Il y avait pas mal de monde qui attendait le train. Des hommes et des femmes d’affaires élégants, des fonctionnaires (peut-être), des étudiants et bien d’autres. Pierre observa les étudiants. Des jeunes gens de toutes les couleurs, vêtus de vêtements arborant des logos d’universités comme Carleton, Ottawa, Saint-Paul, Algonquin et La Cité. Le sac à dos usé de Pierre portait le logo bleu et jaune de l’Université Notre-Dame d’Haïti. Autrefois, dans un autre pays, Pierre était comme eux. Un jeune homme plein de rêves. Et maintenant, regardez-le…

« Des regrets, j’en ai quelques-uns », se dit Pierre à l’arrivée du train. Les portes s’ouvrirent et Pierre entra, suivi de centaines d’autres personnes. Il s’assit sur l’une des chaises bleues près de l’entrée. Une femme blanche à l’air dur et masculin, aux cheveux violets, tenait la main d’une femme noire rondelette. Toutes deux le fusillaient du regard. Il les ignora. Une femme asiatique d’âge mûr et son petit ami blanc le regardèrent avec curiosité. Pierre les ignora également. Il consulta son téléphone portable prépayé. Chatter, l’opérateur, était assez bon marché, mais la connexion internet déconnait alors que le train filait à toute allure dans le métro. Super. Pierre ne pouvait ni écouter de musique avec ses écouteurs ni consulter les infos. Super. Vraiment super.

Le train filait vers la gare de Tunney’s Pasture après avoir quitté les stations Parliament et Pimisi. Une jolie jeune femme noire était assise à côté de Pierre. Elle plaisantait avec son ami, un homme blanc maigre aux cheveux verts. Pierre, lui, regardait par la fenêtre. De temps à autre, des gens le dévisageaient avec curiosité. Pierre les ignorait. Entouré d’eux… il se sentait mal à l’aise. Pierre était différent, et pas seulement parce qu’il était un Noir immigré sans domicile fixe dans la capitale du Canada. Non, c’était bien plus profond.

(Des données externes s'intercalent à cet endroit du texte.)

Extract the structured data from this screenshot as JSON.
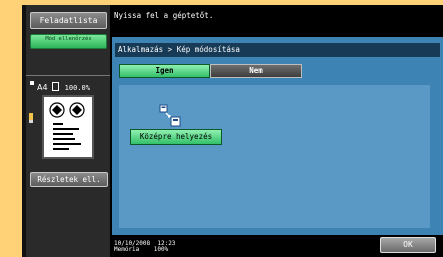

Le train arriva à la gare de Tunney’s Pasture. Pierre descendit sur le quai et attendit les bus en direction de Kanata, en Ontario. Dix minutes plus tard, le bus 64 arriva et prit dix passagers, dont Pierre. Il monta dans le bus et regarda le ciel s’assombrir. Il se sentait… bizarre. Oh oui. Il sentait le Changement, comme une personne qui a la nausée sait qu’elle va bientôt aller aux toilettes. Mais le Changement, c’était autre chose. Le Changement, c’était la façon dont Mère Nature rappelait à certains monstres polis et incognito, déguisés en humains, qu’ils étaient différents…

« Dernier arrêt », annonça la conductrice, une blonde d’âge mûr, tandis que le bus s’arrêtait à Morgan’s Grant. Ce quartier huppé et flambant neuf de Kanata était tout près des bois. En fait, il y a dix ans encore, toute cette zone n’était que forêt. Certains des résidents qui avaient acheté ces belles et coûteuses maisons croisaient parfois des cerfs, des renards et même des coyotes lors de leurs promenades. Pierre remercia la conductrice et descendit. Il emprunta les sentiers bien éclairés. Il s’enfonça dans l’obscurité, s’éloignant des beaux quartiers résidentiels pour se diriger vers les bois.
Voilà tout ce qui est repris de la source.